RDDs have a special method named `distinct()` that returns a new RDD containing strictly unique values. Next, we are going to call this method on our RDD of URLs and count the number of elements in that RDD.

In [None]:
meta_urls.count() - meta_urls.distinct().count()

There is 305 duplicated entries in our dataset. To remove the duplicated entries, we will need to first associate an identifier that should be unique to each entry. We will refer to this id as a key. A unique identifier for a webpage is its URL. Since every book is associated to a URL, we will use this value as the key to our entries.

The Spark RDD method `keyBy()` allows to associate each entry in our dataset with a key. The key will be defined as an item of the record, in this case the url.

In [None]:
adelaide_meta_url_key = adelaide_meta_filt.keyBy(lambda rec: rec['url'])

Each entry now has its own key, to convince ourselves, we can fetch the first element of that last RDD.

In [None]:
adelaide_meta_url_key.first()

The last step is to keep only one value for each entry that shares the same key. To do this, we will apply a reduction operation, such that if we are given two records `a` and `b` with the same key, we only return the first record `a`. 

In [None]:
adelaide_meta_unique = adelaide_meta_url_key.reduceByKey(lambda a, b: a)

This series of operations are called a reduction operation on a key-value pair RDD. We will get more into details in two sections.

#### Exercise 6

The page dataset may also includes duplicated pages. Identify what should be the key of that dataset then try to create a new dataset with only unique book entries. What is the structure of an entry after applying the `keyBy()` method? Do we need to transform this dataset or could it be reduced directly?

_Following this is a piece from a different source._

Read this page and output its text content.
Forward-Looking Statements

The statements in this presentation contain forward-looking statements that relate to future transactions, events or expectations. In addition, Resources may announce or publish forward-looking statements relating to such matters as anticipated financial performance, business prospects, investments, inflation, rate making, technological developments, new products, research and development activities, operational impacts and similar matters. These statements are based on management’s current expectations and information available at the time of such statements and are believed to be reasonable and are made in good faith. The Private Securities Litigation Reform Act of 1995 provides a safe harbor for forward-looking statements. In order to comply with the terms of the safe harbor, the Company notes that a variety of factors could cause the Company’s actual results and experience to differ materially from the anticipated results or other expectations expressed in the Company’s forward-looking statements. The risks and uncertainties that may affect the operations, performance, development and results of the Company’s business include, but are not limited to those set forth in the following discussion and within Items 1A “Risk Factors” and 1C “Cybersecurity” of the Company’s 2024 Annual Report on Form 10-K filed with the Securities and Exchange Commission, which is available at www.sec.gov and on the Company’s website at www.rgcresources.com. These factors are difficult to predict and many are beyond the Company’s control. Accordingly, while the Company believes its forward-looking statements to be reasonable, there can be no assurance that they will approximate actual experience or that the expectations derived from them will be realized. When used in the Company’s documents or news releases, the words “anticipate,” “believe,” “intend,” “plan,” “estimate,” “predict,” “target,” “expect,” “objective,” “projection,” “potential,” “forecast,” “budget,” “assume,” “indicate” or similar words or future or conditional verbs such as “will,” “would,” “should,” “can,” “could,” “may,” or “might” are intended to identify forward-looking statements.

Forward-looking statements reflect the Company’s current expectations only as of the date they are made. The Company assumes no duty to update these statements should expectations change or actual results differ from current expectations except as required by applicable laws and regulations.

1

Count the number of elements in the resulting RDD to confirm your transformation.

In [None]:
adelaide_page_unique = adelaide_page_filt.reduceByKey(lambda a, b: a)
print(adelaide_page_unique.count())

### 3.F Caching a Dataset

When we expect to operate frequently on the same dataset, it can be useful to tell Spark to keep it in memory.

To do so, we use the `cache()` method.

In [None]:
adelaide_meta_unique.cache()

The RDDs stored in memory are displayed in the **Storage** section of Spark web interface. Note that datasets are not loaded in memory until an action is called on them. 

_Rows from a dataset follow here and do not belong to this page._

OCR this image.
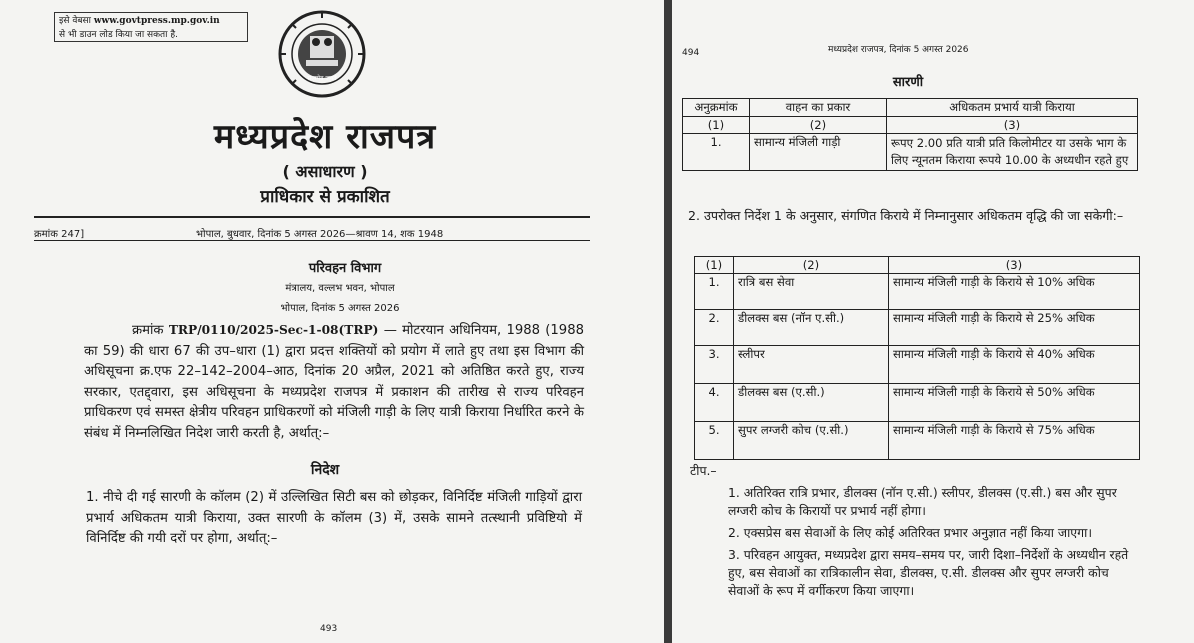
इसे वेबसा www.govtpress.mp.gov.in
से भी डाउन लोड किया जा सकता है.
सत्यमेव जयते
मध्यप्रदेश राजपत्र
( असाधारण )
प्राधिकार से प्रकाशित
क्रमांक 247]	भोपाल, बुधवार, दिनांक 5 अगस्त 2026—श्रावण 14, शक 1948
परिवहन विभाग
मंत्रालय, वल्लभ भवन, भोपाल
भोपाल, दिनांक 5 अगस्त 2026
क्रमांक TRP/0110/2025-Sec-1-08(TRP) — मोटरयान अधिनियम, 1988 (1988 का 59) की धारा 67 की उप–धारा (1) द्वारा प्रदत्त शक्तियों को प्रयोग में लाते हुए तथा इस विभाग की अधिसूचना क्र.एफ 22–142–2004–आठ, दिनांक 20 अप्रैल, 2021 को अतिष्ठित करते हुए, राज्य सरकार, एतद्द्वारा, इस अधिसूचना के मध्यप्रदेश राजपत्र में प्रकाशन की तारीख से राज्य परिवहन प्राधिकरण एवं समस्त क्षेत्रीय परिवहन प्राधिकरणों को मंजिली गाड़ी के लिए यात्री किराया निर्धारित करने के संबंध में निम्नलिखित निदेश जारी करती है, अर्थात्:–
निदेश
1. नीचे दी गई सारणी के कॉलम (2) में उल्लिखित सिटी बस को छोड़कर, विनिर्दिष्ट मंजिली गाड़ियों द्वारा प्रभार्य अधिकतम यात्री किराया, उक्त सारणी के कॉलम (3) में, उसके सामने तत्स्थानी प्रविष्टियो में विनिर्दिष्ट की गयी दरों पर होगा, अर्थात्:–
493
494	मध्यप्रदेश राजपत्र, दिनांक 5 अगस्त 2026
सारणी
अनुक्रमांक	वाहन का प्रकार	अधिकतम प्रभार्य यात्री किराया
(1)	(2)	(3)
1.	सामान्य मंजिली गाड़ी	रूपए 2.00 प्रति यात्री प्रति किलोमीटर या उसके भाग के लिए न्यूनतम किराया रूपये 10.00 के अध्यधीन रहते हुए
2. उपरोक्त निर्देश 1 के अनुसार, संगणित किराये में निम्नानुसार अधिकतम वृद्धि की जा सकेगी:–
(1)	(2)	(3)
1.	रात्रि बस सेवा	सामान्य मंजिली गाड़ी के किराये से 10% अधिक
2.	डीलक्स बस (नॉन ए.सी.)	सामान्य मंजिली गाड़ी के किराये से 25% अधिक
3.	स्लीपर	सामान्य मंजिली गाड़ी के किराये से 40% अधिक
4.	डीलक्स बस (ए.सी.)	सामान्य मंजिली गाड़ी के किराये से 50% अधिक
5.	सुपर लग्जरी कोच (ए.सी.)	सामान्य मंजिली गाड़ी के किराये से 75% अधिक
टीप.–
1. अतिरिक्त रात्रि प्रभार, डीलक्स (नॉन ए.सी.) स्लीपर, डीलक्स (ए.सी.) बस और सुपर लग्जरी कोच के किरायों पर प्रभार्य नहीं होगा।
2. एक्सप्रेस बस सेवाओं के लिए कोई अतिरिक्त प्रभार अनुज्ञात नहीं किया जाएगा।
3. परिवहन आयुक्त, मध्यप्रदेश द्वारा समय–समय पर, जारी दिशा–निर्देशों के अध्यधीन रहते हुए, बस सेवाओं का रात्रिकालीन सेवा, डीलक्स, ए.सी. डीलक्स और सुपर लग्जरी कोच सेवाओं के रूप में वर्गीकरण किया जाएगा।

Action on cached dataset are much faster than non cached dataset. But in order to be cached, an action must first be applied on the dataset. Based on that, try to explain the execution time for the following cells.

In [None]:
%time adelaide_meta_unique.count()

In [None]:
% time adelaide_meta_unique.count()

#### Exercise 7

Cache the RDD from exercise 6 and evaluate how long does it takes to retrieve the first 5 elements before and after caching. What happens when there is not enough memory to cache an RDD? Can you figure how to *uncache* an RDD?

In [None]:
adelaide_page_unique.cache()

In [None]:
% time first_5pages = adelaide_page_unique.take(5)

In [None]:
% time first_5pages = adelaide_page_unique.take(5)

## 4. Processing

To grasp the extent of our dataset, we can first count to number of entries it contains

In [None]:
adelaide_meta.count()

Each entry is of our dataset is a dictionary. Each dictionary can contain a variable number of keys and each dictionary in our dataset do not necessarily shared the same keys.

We can extract the keys from each dictionary and count how many times they are present. To access, the key of a dictionary, we can use the method `keys()`.

In [None]:
adelaide_meta.first().keys()

We want to apply this method to every dictionary in our dataset, so that would be a map. However, if we simply apply a map, we will get an RDD of key-lists. What we truly want is to merge the list to get an RDD of keys. 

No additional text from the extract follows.